Her gün ya da gün aşırı yeni yazı yazamıyorum, malum iş, ev, çocuk hepsine bir yere kadar yetebiliyorum. Blogu açarken haftada 1 yazı yazarsam yeter diye düşünüyordum, ancak bir baktım ki 15 gün olmuş yazmayalı… Bu aralar tembelliğim üzerimde, bahar tembelliği desem daha bahar yüzünü tam anlamıyla gösteremedi. Kanaviçelerim bitmek için bekliyor, yazılarım yayınlanmak için bekliyor, kitaplarım okunmak için… Bir boş vermişlik var üzerimde bu aralar, gerçi tembelliğim hobilerimde yoksa hayatın geri kalanı tam gaz devam ediyor.
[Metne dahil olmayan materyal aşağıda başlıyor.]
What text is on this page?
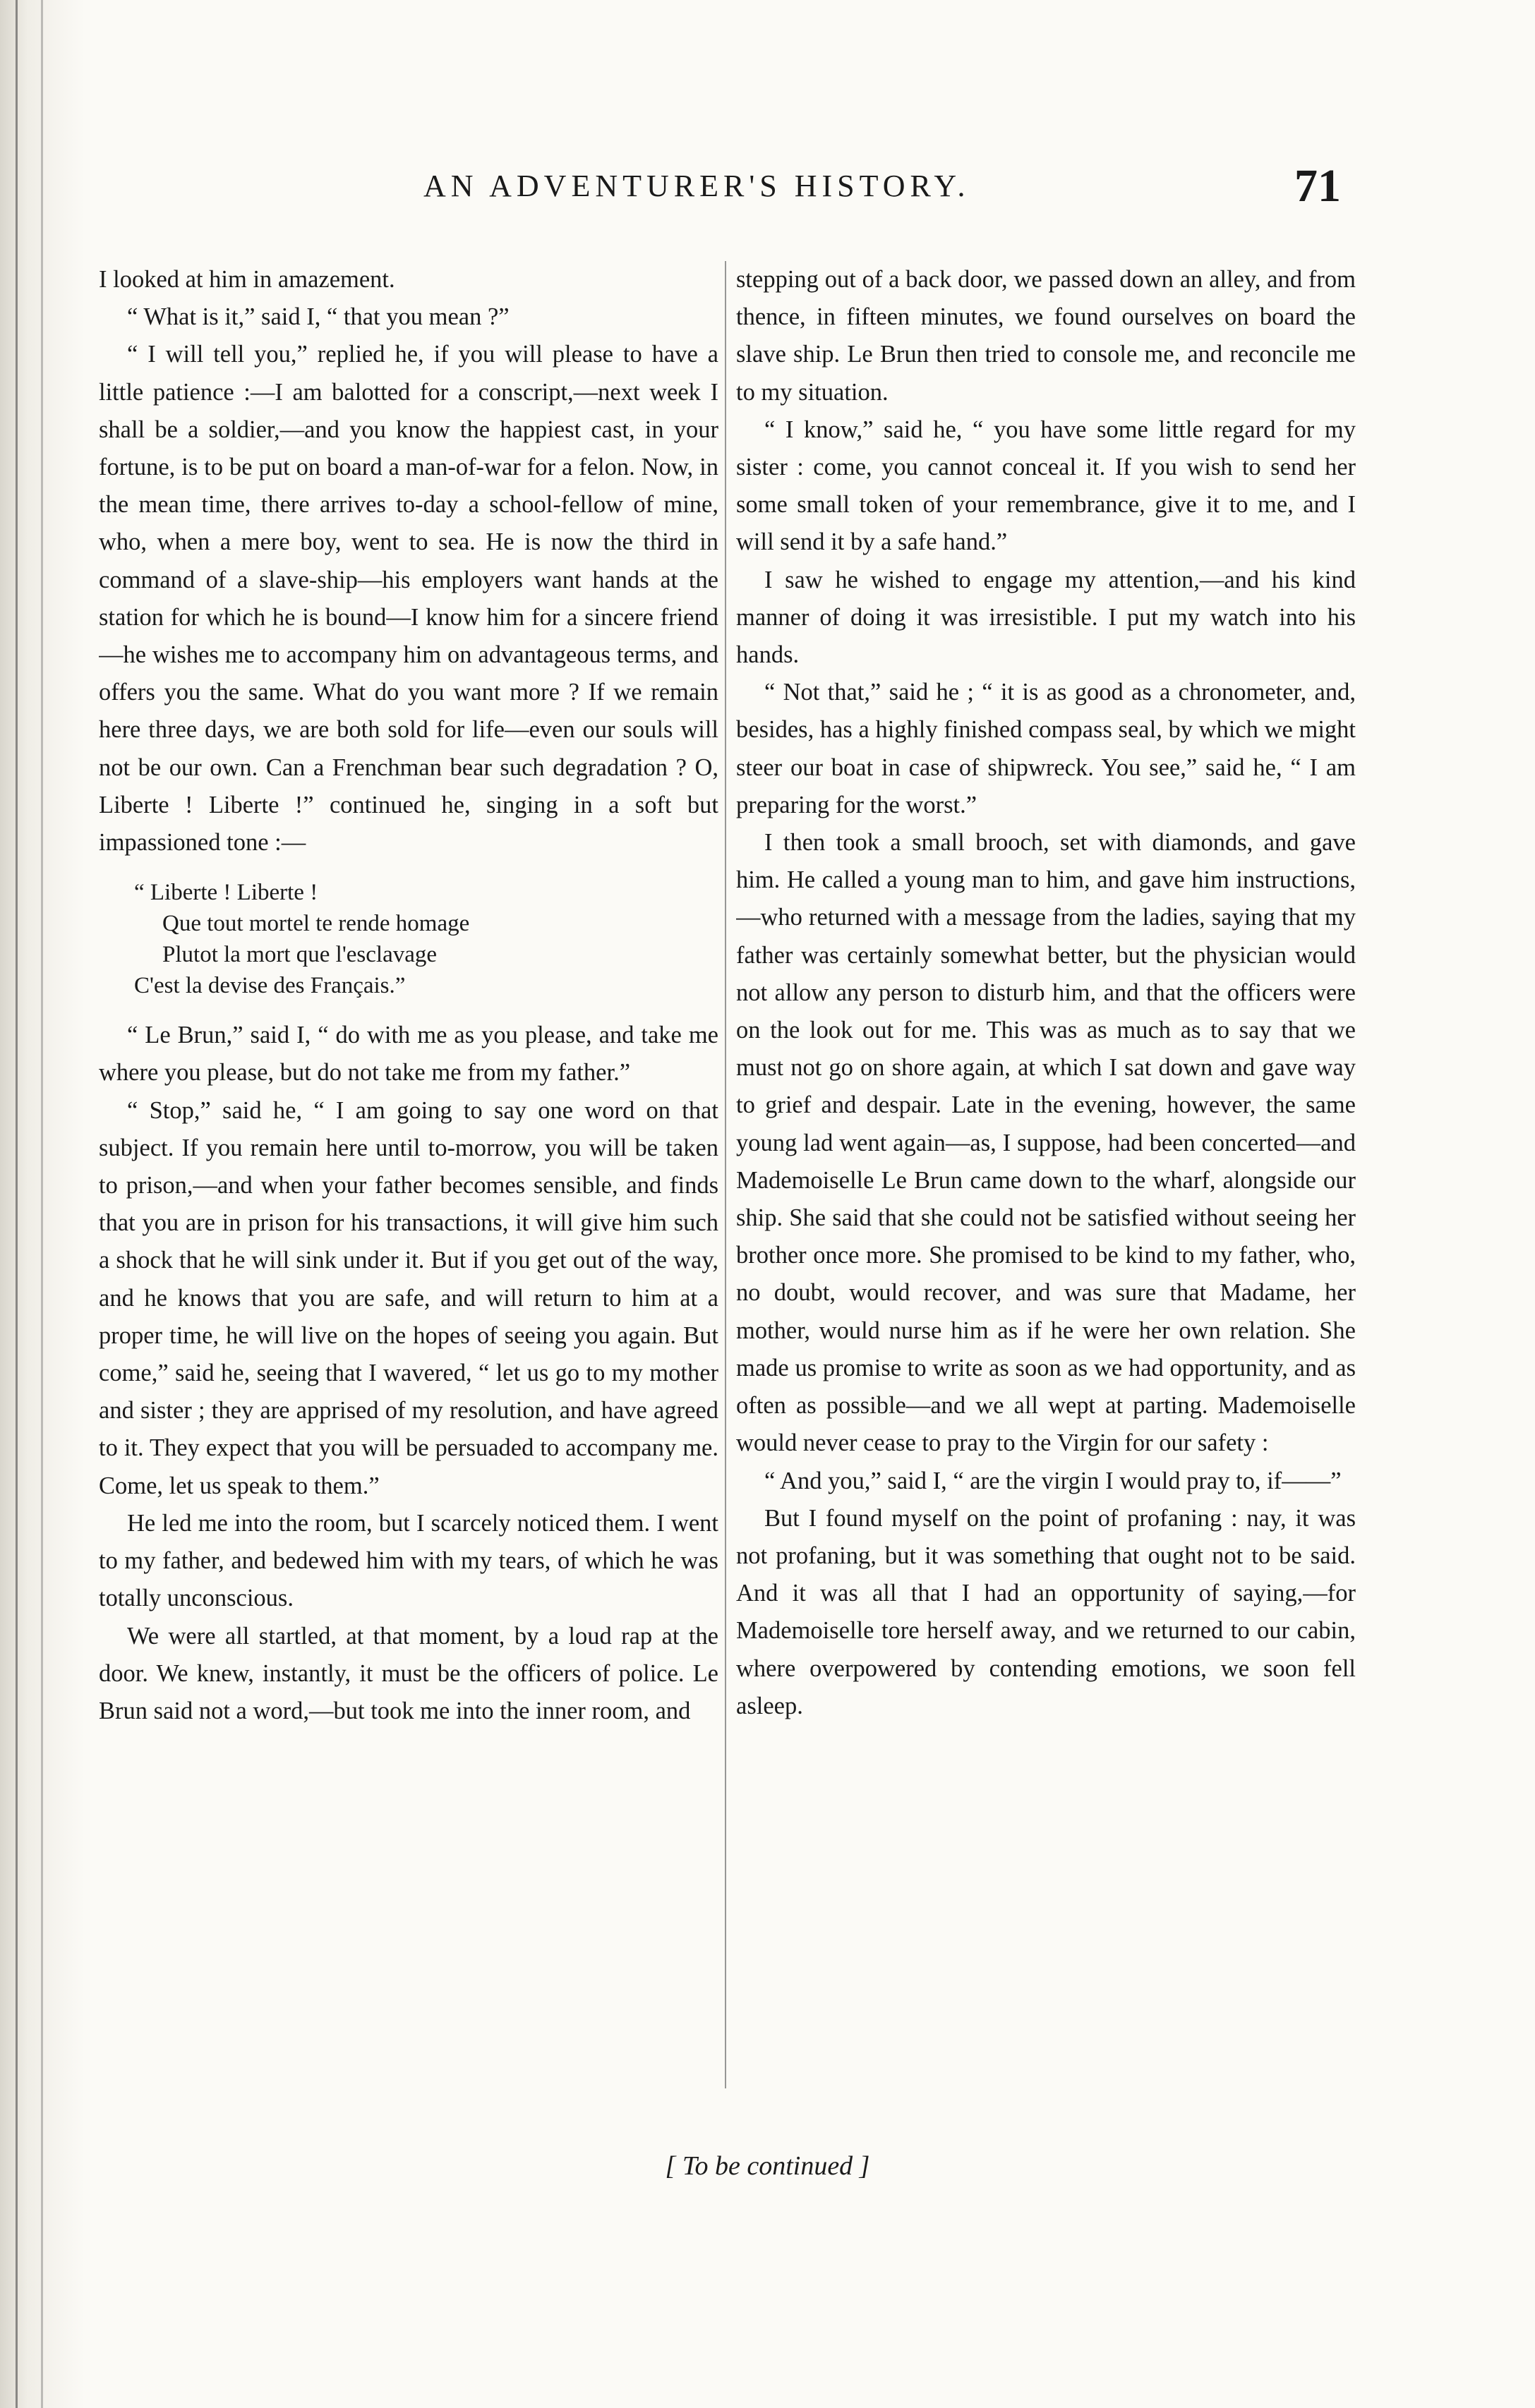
AN ADVENTURER'S HISTORY.	71

I looked at him in amazement.

“ What is it,” said I, “ that you mean ?”

“ I will tell you,” replied he, if you will please to have a little patience :—I am balotted for a conscript,—next week I shall be a soldier,—and you know the happiest cast, in your fortune, is to be put on board a man-of-war for a felon. Now, in the mean time, there arrives to-day a school-fellow of mine, who, when a mere boy, went to sea. He is now the third in command of a slave-ship—his employers want hands at the station for which he is bound—I know him for a sincere friend—he wishes me to accompany him on advantageous terms, and offers you the same. What do you want more ? If we remain here three days, we are both sold for life—even our souls will not be our own. Can a Frenchman bear such degradation ? O, Liberte ! Liberte !” continued he, singing in a soft but impassioned tone :—

“ Liberte ! Liberte !
Que tout mortel te rende homage
Plutot la mort que l'esclavage
C'est la devise des Français.”

“ Le Brun,” said I, “ do with me as you please, and take me where you please, but do not take me from my father.”

“ Stop,” said he, “ I am going to say one word on that subject. If you remain here until to-morrow, you will be taken to prison,—and when your father becomes sensible, and finds that you are in prison for his transactions, it will give him such a shock that he will sink under it. But if you get out of the way, and he knows that you are safe, and will return to him at a proper time, he will live on the hopes of seeing you again. But come,” said he, seeing that I wavered, “ let us go to my mother and sister ; they are apprised of my resolution, and have agreed to it. They expect that you will be persuaded to accompany me. Come, let us speak to them.”

He led me into the room, but I scarcely noticed them. I went to my father, and bedewed him with my tears, of which he was totally unconscious.

We were all startled, at that moment, by a loud rap at the door. We knew, instantly, it must be the officers of police. Le Brun said not a word,—but took me into the inner room, and

stepping out of a back door, we passed down an alley, and from thence, in fifteen minutes, we found ourselves on board the slave ship. Le Brun then tried to console me, and reconcile me to my situation.

“ I know,” said he, “ you have some little regard for my sister : come, you cannot conceal it. If you wish to send her some small token of your remembrance, give it to me, and I will send it by a safe hand.”

I saw he wished to engage my attention,—and his kind manner of doing it was irresistible. I put my watch into his hands.

“ Not that,” said he ; “ it is as good as a chronometer, and, besides, has a highly finished compass seal, by which we might steer our boat in case of shipwreck. You see,” said he, “ I am preparing for the worst.”

I then took a small brooch, set with diamonds, and gave him. He called a young man to him, and gave him instructions,—who returned with a message from the ladies, saying that my father was certainly somewhat better, but the physician would not allow any person to disturb him, and that the officers were on the look out for me. This was as much as to say that we must not go on shore again, at which I sat down and gave way to grief and despair. Late in the evening, however, the same young lad went again—as, I suppose, had been concerted—and Mademoiselle Le Brun came down to the wharf, alongside our ship. She said that she could not be satisfied without seeing her brother once more. She promised to be kind to my father, who, no doubt, would recover, and was sure that Madame, her mother, would nurse him as if he were her own relation. She made us promise to write as soon as we had opportunity, and as often as possible—and we all wept at parting. Mademoiselle would never cease to pray to the Virgin for our safety :

“ And you,” said I, “ are the virgin I would pray to, if——”

But I found myself on the point of profaning : nay, it was not profaning, but it was something that ought not to be said. And it was all that I had an opportunity of saying,—for Mademoiselle tore herself away, and we returned to our cabin, where overpowered by contending emotions, we soon fell asleep.

[ To be continued ]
Ben buradayım, hayattayım diye bir ses vermek istedim sizlere. Başlamışken de birkaç satır yazalım, tek cümleyle bitirmeyelim. Neler yapıyor bu kız bir bakalım? Bu aralar bir tatil planı peşindeyim, 19 Mayıs haftası için planlarımız var kemik kadro ile. Tatilimizi yapıp gelelim, anlatırım hepsini tek tek. Eğer yapabilirsek Küçük Sıpamla ilk yurtdışı deneyimimiz olacak ve hem gittiğimiz yerler hem de bebekle yurtdışı gezisini uzun uzun anlatmayı düşünüyorum sizlere.
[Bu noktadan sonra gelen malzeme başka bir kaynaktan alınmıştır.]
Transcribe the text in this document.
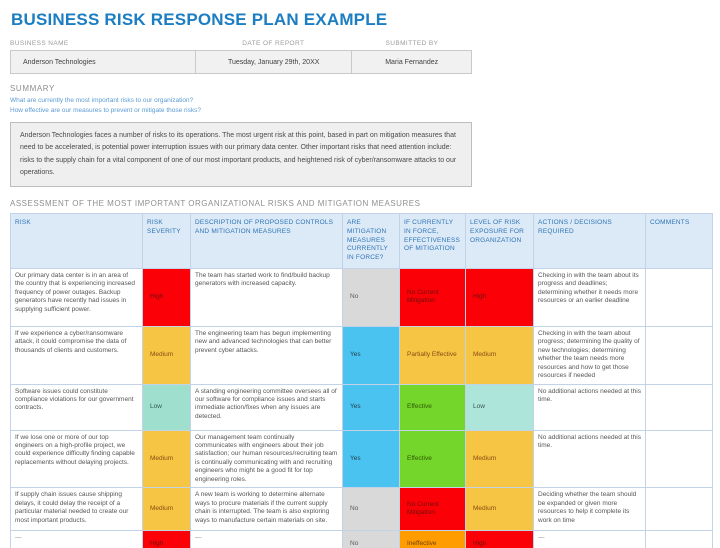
BUSINESS RISK RESPONSE PLAN EXAMPLE
BUSINESS NAME	DATE OF REPORT	SUBMITTED BY
Anderson Technologies	Tuesday, January 29th, 20XX	Maria Fernandez
SUMMARY
What are currently the most important risks to our organization?
How effective are our measures to prevent or mitigate those risks?
Anderson Technologies faces a number of risks to its operations. The most urgent risk at this point, based in part on mitigation measures that need to be accelerated, is potential power interruption issues with our primary data center. Other important risks that need attention include: risks to the supply chain for a vital component of one of our most important products, and heightened risk of cyber/ransomware attacks to our operations.
ASSESSMENT OF THE MOST IMPORTANT ORGANIZATIONAL RISKS AND MITIGATION MEASURES
RISK	RISK SEVERITY	DESCRIPTION OF PROPOSED CONTROLS AND MITIGATION MEASURES	ARE MITIGATION MEASURES CURRENTLY IN FORCE?	IF CURRENTLY IN FORCE, EFFECTIVENESS OF MITIGATION	LEVEL OF RISK EXPOSURE FOR ORGANIZATION	ACTIONS / DECISIONS REQUIRED	COMMENTS
Our primary data center is in an area of the country that is experiencing increased frequency of power outages. Backup generators have recently had issues in supplying sufficient power.	High	The team has started work to find/build backup generators with increased capacity.	No	No Current Mitigation	High	Checking in with the team about its progress and deadlines; determining whether it needs more resources or an earlier deadline	
If we experience a cyber/ransomware attack, it could compromise the data of thousands of clients and customers.	Medium	The engineering team has begun implementing new and advanced technologies that can better prevent cyber attacks.	Yes	Partially Effective	Medium	Checking in with the team about progress; determining the quality of new technologies; determining whether the team needs more resources and how to get those resources if needed	
Software issues could constitute compliance violations for our government contracts.	Low	A standing engineering committee oversees all of our software for compliance issues and starts immediate action/fixes when any issues are detected.	Yes	Effective	Low	No additional actions needed at this time.	
If we lose one or more of our top engineers on a high-profile project, we could experience difficulty finding capable replacements without delaying projects.	Medium	Our management team continually communicates with engineers about their job satisfaction; our human resources/recruiting team is continually communicating with and recruiting engineers who might be a good fit for top engineering roles.	Yes	Effective	Medium	No additional actions needed at this time.	
If supply chain issues cause shipping delays, it could delay the receipt of a particular material needed to create our most important products.	Medium	A new team is working to determine alternate ways to procure materials if the current supply chain is interrupted. The team is also exploring ways to manufacture certain materials on site.	No	No Current Mitigation	Medium	Deciding whether the team should be expanded or given more resources to help it complete its work on time	
—	High	—	No	Ineffective	High	—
Mayısa daha çok var sen yakın zamandan bahset derseniz bu hafta sonu Alaçatı Ot Festivali var. Festival tarihlerinde hep İzmir’de oluyordum ama bir türlü gitme fırsatım olmamıştı. Bu yıl 6.sı düzenleniyor, şimdilik gitmeyi düşünüyoruz ama bakalım, kısmet 🙂
Gitmeden önce bir ön araştırma yapayım, dur bakalım nereden çıkmış bu ot festivali derken; Alaçatı ot festivalinin resmi sitesinde yapılış amacı olarak Alaçatı’nın doğasını, otlarının çeşitliliğini ve bu otlarla pişirilen geleneksel yemeklerin tanıtımı için festival yapmaya karar verildiğini açıkladıklarını gördüm. Yani siz gelin gezmeye biz baharda gelebilmeniz için de bir neden buluruz demişler.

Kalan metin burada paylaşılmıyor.